Kritische Töne in der EU-Lärmstudie Vorsitzender des Umweltausschusses und Ulrich Kelber stellen Studie vor

BONN · Verkehrslärm stellt nach der Luftverschmutzung weltweit das zweitgrößte Gesundheitsrisiko dar. Das hat im vergangenen Jahr eine Studie der Weltgesundheitsorganisation WHO festgestellt - mit schwerwiegenden Folgen wie Herzinfarkten und anderen Herz-Kreislauf-Erkrankungen sowie Schlafstörungen, Stress und der neuen Volkskrankheit Tinnitus.

 Die aktuelle Lärmstudie der EU stellten Ulrich Kelber (3. von links) und Matthias Groote (2. von rechts) Bürgerinitiativen vor.

Die aktuelle Lärmstudie der EU stellten Ulrich Kelber (3. von links) und Matthias Groote (2. von rechts) Bürgerinitiativen vor.

Foto: Max Malsch

Jetzt hat die EU nachgezogen. Seit Ende März liegt die Studie "Towards A Comprehensive Noise Strategy" vor, und der Titel "Hin zu einer umfassenden Lärmstrategie" lässt schon darauf schließen, dass das Papier nur ein Anfang ist. Am Donnerstag stellten der EU-Parlamentarier und Vorsitzende des Umweltausschusses des Europäischen Parlamentes, Matthias Groote, und der Bonner Bundestagsabgeordneter Ulrich Kelber (beide SPD) die Studie rund 20 Vertretern von Bürgerinitiativen vor, die sich vornehmlich gegen den Bahnlärm engagieren.

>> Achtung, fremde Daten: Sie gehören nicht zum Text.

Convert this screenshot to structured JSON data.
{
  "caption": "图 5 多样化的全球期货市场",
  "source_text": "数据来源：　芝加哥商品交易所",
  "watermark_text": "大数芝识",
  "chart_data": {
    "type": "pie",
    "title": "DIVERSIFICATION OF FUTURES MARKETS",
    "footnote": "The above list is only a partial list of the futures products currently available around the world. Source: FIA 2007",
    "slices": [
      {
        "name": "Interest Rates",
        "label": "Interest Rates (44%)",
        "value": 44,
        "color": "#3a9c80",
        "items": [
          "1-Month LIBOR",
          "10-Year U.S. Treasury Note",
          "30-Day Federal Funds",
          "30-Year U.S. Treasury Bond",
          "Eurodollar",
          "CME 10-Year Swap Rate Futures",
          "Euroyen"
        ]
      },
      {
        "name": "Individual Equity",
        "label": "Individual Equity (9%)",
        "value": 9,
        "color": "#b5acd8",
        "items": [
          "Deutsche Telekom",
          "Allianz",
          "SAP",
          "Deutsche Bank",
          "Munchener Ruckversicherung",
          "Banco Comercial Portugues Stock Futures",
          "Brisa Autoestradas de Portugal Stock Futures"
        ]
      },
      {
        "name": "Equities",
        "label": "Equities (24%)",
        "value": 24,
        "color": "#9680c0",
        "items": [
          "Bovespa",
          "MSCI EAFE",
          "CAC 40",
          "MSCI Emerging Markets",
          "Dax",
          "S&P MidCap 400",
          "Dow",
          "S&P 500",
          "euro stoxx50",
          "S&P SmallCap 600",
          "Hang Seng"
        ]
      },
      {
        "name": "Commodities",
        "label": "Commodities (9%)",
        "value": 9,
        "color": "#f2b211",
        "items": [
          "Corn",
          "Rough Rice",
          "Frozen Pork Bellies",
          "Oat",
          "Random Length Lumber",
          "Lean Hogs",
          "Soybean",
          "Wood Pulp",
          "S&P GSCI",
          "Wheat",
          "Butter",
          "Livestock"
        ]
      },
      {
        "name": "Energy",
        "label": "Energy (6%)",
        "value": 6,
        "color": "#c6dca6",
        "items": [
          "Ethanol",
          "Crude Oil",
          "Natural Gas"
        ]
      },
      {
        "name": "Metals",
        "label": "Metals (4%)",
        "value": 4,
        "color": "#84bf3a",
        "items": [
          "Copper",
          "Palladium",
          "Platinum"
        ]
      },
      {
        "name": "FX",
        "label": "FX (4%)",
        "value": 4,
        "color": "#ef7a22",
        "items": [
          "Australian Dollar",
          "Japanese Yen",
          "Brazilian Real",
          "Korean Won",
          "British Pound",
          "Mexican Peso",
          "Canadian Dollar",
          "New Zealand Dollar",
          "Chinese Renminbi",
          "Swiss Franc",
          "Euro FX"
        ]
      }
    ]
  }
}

Die EU-Studie nimmt sich alle Lärmquellen vor: vom unterschwellig Stress verursachenden Summen von Computern am Arbeitsplatz bis hin zu Flug- und Bahnlärm. Immerhin sind laut Studie mehr als die Hälfte aller EU-Bürger von Verkehrslärm von 55 Dezibel und mehr betroffen. Dennoch, kritisiert die Studie, setze die EU-Umgebungslärmrichtlinie (Environmental Noise Directive) weder Obergrenzen für Lärm fest noch benenne sie spezielle Maßnahmen in konkreten Aktionsplänen.

"Ja, wir sind noch am Anfang eines langen Prozesses", sagte denn auch Groote. Mit ein Grund sei, dass viele EU-Mitgliedstaaten zurzeit mit ganz anderen, elementaren Problemen zu kämpfen haben: Stichwort Wirtschaftskrise. ein anderes Problem sei die uneinheitlichen Messverfahren in den einzelnen Ländern.

Sein Rat an die Initiativen: eine europäische Bürgerinitiative. Sammele man eine Million Unterschriften in sieben Mitgliedsstaaten, davon 250 000 in Deutschland, seien die Kommission und das EU-Parlament gezwungen, die Sprecher anzuhören. "Dann kommt Schwung in die Sache", meinte Groote.

Franz-Josef Feldmann, beim Bundesumweltministerium unter anderem für die Umsetzung einer EU-Umgebungslärmrichtlinie zuständig, sieht indes kaum Chancen für eine EU-weite Einigung: "Ich sehe nicht, wie wir uns auf einen ambitionierten Grenzwert einigen können. Die Interessen von etwa Rumänien und den Niederlande liegen doch meilenweit auseinander." Seiner Ansicht nach komme man nur auf nationaler Ebene weiter.

Betriebsbeschränkungen für laute Waggons, beispielsweise Nachtfahrverbote für solche Wagen, ließe die Gesetzgebung bereits heute zu. Nur wenn man solche Beschränkungen national durchsetze, würde sich die EU gezwungen sehen, entsprechende Richtlinien EU-weit auf den Weg zu bringen.

Ein Vorschlag, der von Aktivisten wie etwa Gerd Kirchhoff, Vorsitzender des BIN gegen Bahnlärm (Bürger Initiativen Netzwerk), begrüßt wurde: "Freier Güterverkehr bedeutet ja nicht uneingeschränkte Durchfahrerlaubnis."

Anti-Lärm-Aktionen

Die Bürger Initiativen Netzwerk gegen Bahnlärm laden für Freitag, 19. April, 19 Uhr zu einem Infoabend in den Gemeindesaal St. Elisabeth, Bernhard-Custodis-Straße 1 in Bonn, ein. Am Tag gegen Lärm am Mittwoch, 24. April, lädt die Stadt zu einem Lärmspaziergang ein. Treffpunkt ist um 17 Uhr am Eingang der Botanischen Gärten, Meckenheimer Allee 171. Am Sonntag, 28. April, veranstalten mehrere Initiativen um 15 Uhr ab Hauptbahnhof eine Demonstration mit Kundgebung auf dem Marktplatz.